In life we may find ourselves in any shoe of the Scottsboro story. Maybe as the White Girls, in our effort to save ourselves we accuse others falsely, as Doctors who need to testify the truth, as prosecutors who need to objective and not giving in to mob justice, as Lawyers like Samuel Leibowitz, to be determined to protect the rights and freedoms and fight for what we believe in, and maybe as Scottsboro Boy, in our daily life trying to make a brighter lives for ourselves we find ourselves as victims of circumstances in an unjust and corrupted  system; where you are guilty until proven innocent ; but I hope we or at least our judiciary shall be like Judge James E. Horton that we shall do justice though the heavens fall and even if they fall they shall fall on a just land.

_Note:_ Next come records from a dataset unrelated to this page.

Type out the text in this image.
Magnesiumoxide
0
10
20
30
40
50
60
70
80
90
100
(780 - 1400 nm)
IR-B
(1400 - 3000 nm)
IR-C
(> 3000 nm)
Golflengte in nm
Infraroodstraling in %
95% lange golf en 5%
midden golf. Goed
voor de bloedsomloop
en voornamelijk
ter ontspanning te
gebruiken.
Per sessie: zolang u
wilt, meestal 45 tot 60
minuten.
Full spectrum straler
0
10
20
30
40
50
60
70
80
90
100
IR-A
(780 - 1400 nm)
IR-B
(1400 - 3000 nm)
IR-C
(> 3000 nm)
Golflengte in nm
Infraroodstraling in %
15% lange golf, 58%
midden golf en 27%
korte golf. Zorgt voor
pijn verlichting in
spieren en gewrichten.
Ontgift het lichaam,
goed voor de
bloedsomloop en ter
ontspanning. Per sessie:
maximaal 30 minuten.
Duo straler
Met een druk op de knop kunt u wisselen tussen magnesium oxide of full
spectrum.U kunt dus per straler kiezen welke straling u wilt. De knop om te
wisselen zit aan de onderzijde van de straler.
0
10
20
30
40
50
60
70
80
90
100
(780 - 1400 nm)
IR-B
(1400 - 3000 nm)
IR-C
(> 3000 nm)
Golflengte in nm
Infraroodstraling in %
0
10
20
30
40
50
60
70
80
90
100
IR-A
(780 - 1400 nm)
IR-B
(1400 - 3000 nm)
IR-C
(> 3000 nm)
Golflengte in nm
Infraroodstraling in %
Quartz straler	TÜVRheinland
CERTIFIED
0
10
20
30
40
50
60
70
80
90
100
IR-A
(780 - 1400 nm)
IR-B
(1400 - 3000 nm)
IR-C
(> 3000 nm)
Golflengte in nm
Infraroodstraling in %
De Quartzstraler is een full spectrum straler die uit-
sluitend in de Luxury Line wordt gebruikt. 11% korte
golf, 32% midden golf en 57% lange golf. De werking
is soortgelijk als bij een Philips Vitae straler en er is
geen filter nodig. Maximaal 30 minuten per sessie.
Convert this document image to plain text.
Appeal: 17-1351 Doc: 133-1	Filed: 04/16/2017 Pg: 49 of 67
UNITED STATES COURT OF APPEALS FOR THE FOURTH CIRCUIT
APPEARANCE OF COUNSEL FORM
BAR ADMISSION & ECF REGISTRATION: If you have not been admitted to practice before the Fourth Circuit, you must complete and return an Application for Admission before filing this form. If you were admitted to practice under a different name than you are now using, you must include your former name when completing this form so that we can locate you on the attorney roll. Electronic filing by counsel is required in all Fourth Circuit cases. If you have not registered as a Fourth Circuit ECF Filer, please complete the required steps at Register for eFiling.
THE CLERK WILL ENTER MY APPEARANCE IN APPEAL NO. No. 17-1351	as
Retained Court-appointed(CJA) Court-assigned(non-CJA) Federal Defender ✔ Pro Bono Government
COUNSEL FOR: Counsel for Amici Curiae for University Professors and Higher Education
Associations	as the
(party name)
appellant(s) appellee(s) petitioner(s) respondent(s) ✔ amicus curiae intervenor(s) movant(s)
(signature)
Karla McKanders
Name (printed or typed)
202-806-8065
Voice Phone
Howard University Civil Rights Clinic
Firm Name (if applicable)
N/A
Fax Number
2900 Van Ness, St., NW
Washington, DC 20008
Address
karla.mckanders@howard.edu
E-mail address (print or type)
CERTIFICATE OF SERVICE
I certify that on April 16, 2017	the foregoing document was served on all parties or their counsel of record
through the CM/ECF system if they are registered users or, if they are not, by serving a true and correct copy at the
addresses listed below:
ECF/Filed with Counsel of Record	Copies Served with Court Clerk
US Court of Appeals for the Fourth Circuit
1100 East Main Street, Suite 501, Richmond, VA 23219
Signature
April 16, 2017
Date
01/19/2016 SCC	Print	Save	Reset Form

In the words of Howard Zinn I conclude by saying, “Perhaps the most important thing I learned was about democracy, that democracy is not our government, our constitution, our legal structure. Too often they are enemies of democracy. Certainly this was the experience of African-Americans in this country for two hundred years. With the government failing to enforce the Fourteenth and Fifteenth Amendments to the Constitution, black men, women, and children decided to do that on their own. They organized, demonstrated, protested, challenged the law, were beaten, went to prison, some killed—and thereby reached the conscience of the nation and the world. And things changed. That’s when democracy comes alive.” That’s the price we pay for democracy, for justice.